2. Une conception pédagogique enserrée entre l’esprit et la lettre

La dimension technique du métier de soldat étant persistante, la fonction de formateur étant fusionnée avec celle de chef, le comportement et « la manière d’être » étant enseignés dans une approche comportementaliste, il semble opportun maintenant de se rendre compte des dispositifs pédagogiques qui sont à l’œuvre dans les deux armées. Si dans l’armée française, la référence est le Manuel de pédagogie militaire, dans la Bundeswehr cette pédagogie prend corps à travers une méthode qui repose sur des produits audio visuels.
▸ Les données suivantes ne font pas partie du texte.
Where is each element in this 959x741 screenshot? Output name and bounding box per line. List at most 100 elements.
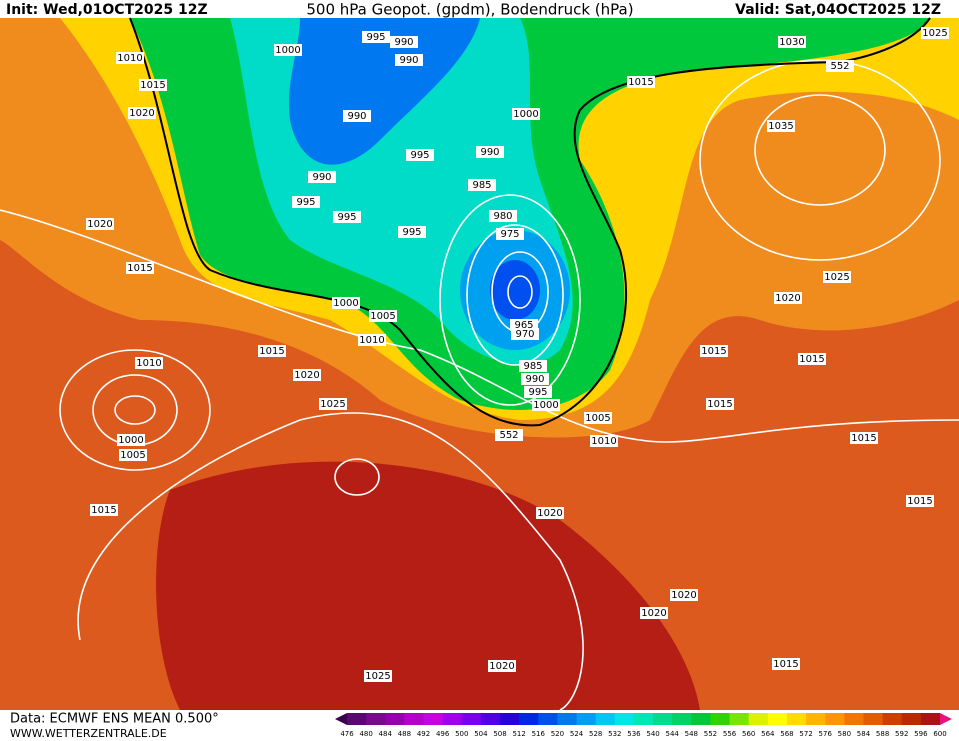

Dans une certaine cohérence avec le commandement participatif par objectif, la pédagogie participative par objectif est d’ailleurs préconisée dans les deux armées. L’ambiguïté de cette conception est largement détaillée dans l’ouvrage de Hameline. 144 Selon l’auteur, une distinction est nécessaire entre finalité et objectif en introduisant la notion de but qu’il définit de la façon suivante : 145

‘« Une finalité est une affirmation de principe à travers laquelle une société (ou un groupe social) identifie et véhicule ses valeurs. Elle fournit des lignes directrices à un système éducatif et des manières de dire au discours sur l’éducation.
Un but est un énoncé définissant de manière générale les intentions poursuivies soit par une institution, soit par une organisation, soit par un groupe, soit par un individu, à travers un programme ou une action déterminés de formation.
Un objectif général est un énoncé d’intention pédagogique décrivant en termes de capacité de l’apprenant l’un des résultats escomptés d’une séquence d’apprentissage. »’

Cette distinction fait apparaître deux champs possibles de la formation, d’une part celui de la confusion entre les finalités et les objectifs et d’autre part celui la distinction.

Dans le premier cas, la culture est étatisée, les individus se conforment de façon rationnelle au milieu naturel et circonscrit à leur groupe. La formation développe alors le corporatisme qui guette implicitement les armées dans la mesure où elles défendent les valeurs de leur nation.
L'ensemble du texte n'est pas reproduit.